Graphitic carbon nitride (CN), a two dimensional (2D) soft nanomaterial is becoming increasingly popular in the field of solar photocatalysis as its surface is modified by incorporating various organic and inorganic guest species. In this study, as a new guest species quasi spherical perylene nanoparticles (PeNPs) were prepared by chemical reduction of perylene-3,4,9,10-tetracarboxylic dianhydride using D-glucosamine hydrochloride, and they were incorporated into CN to form the PeNPs-coupled CN (PeNPs-CN). The prepared PeNPs-CN and CN were characterized in terms of their structural and optical properties, followed by evaluation of their photocatalytic efficiencies by measuring the photodegradation of different dyes like rhodamine B (RhB), eosin yellow (EY) and malachite green (MG) under solar simulator. The PeNPs-CN exhibited higher photocatalytic activity than Degussa P25 (TiO2) and CN under sunlight, indicating that the solar photocatalytic performance of CN was significantly improved by the addition of PeNPs.

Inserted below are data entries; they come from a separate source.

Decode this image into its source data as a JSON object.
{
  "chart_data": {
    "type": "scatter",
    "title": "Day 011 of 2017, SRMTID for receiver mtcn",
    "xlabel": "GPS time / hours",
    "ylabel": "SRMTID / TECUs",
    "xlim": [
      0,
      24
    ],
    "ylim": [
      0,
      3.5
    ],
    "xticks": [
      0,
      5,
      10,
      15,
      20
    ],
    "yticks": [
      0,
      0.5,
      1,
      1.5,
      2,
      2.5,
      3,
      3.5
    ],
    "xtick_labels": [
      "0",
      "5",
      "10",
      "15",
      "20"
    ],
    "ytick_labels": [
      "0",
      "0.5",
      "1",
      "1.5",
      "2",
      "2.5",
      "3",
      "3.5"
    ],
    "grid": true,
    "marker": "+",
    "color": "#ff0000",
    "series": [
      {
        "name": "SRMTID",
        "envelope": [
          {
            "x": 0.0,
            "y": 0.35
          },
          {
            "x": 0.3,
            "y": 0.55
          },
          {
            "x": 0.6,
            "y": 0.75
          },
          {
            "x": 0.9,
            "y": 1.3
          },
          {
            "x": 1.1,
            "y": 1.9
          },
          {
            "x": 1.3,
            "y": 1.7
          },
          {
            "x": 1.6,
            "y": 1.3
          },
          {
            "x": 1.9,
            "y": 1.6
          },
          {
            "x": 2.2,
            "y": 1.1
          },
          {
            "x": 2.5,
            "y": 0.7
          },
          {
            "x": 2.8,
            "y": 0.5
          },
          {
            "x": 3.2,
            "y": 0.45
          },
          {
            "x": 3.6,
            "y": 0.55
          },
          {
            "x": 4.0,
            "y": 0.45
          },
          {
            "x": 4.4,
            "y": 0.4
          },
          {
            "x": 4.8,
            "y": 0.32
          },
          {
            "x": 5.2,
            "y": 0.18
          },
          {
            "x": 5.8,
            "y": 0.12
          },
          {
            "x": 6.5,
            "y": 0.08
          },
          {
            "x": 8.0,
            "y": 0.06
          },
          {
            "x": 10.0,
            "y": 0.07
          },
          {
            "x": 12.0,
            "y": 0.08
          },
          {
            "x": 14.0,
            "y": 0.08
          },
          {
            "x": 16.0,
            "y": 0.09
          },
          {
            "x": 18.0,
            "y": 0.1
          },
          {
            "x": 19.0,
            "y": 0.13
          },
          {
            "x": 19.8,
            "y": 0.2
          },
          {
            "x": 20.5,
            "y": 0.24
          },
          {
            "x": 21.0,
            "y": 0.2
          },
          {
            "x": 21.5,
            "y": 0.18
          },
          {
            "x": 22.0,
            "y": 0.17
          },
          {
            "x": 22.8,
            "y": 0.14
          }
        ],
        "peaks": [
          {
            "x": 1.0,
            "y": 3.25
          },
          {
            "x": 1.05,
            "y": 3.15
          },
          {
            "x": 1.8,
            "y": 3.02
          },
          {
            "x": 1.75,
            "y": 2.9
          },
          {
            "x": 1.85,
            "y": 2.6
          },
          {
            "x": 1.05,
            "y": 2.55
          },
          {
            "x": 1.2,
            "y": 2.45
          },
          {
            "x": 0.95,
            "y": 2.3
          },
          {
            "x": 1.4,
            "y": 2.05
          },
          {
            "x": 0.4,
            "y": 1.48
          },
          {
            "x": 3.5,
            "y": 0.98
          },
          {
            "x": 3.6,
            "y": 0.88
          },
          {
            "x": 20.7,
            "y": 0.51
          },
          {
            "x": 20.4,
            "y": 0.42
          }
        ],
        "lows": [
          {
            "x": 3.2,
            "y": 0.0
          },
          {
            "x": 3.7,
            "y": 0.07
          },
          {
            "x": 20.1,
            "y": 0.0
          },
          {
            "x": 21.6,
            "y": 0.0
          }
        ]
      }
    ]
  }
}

Analysis of the UV–vis diffuse reflectance and photoluminescence spectra of PeNPs-CN and CN supported that the improved solar photocatalytic efficiency of PeNPs-CN is attributed to both enhancement of visible light absorption and reduction of the charge recombination rates through sensitization by PeNPs. Both superoxide anion radials and hydroxyl radicals formed by the electron holes were observed to play major roles in the solar photocatalytic degradation of pollutant dyes as identified using different radical scavengers.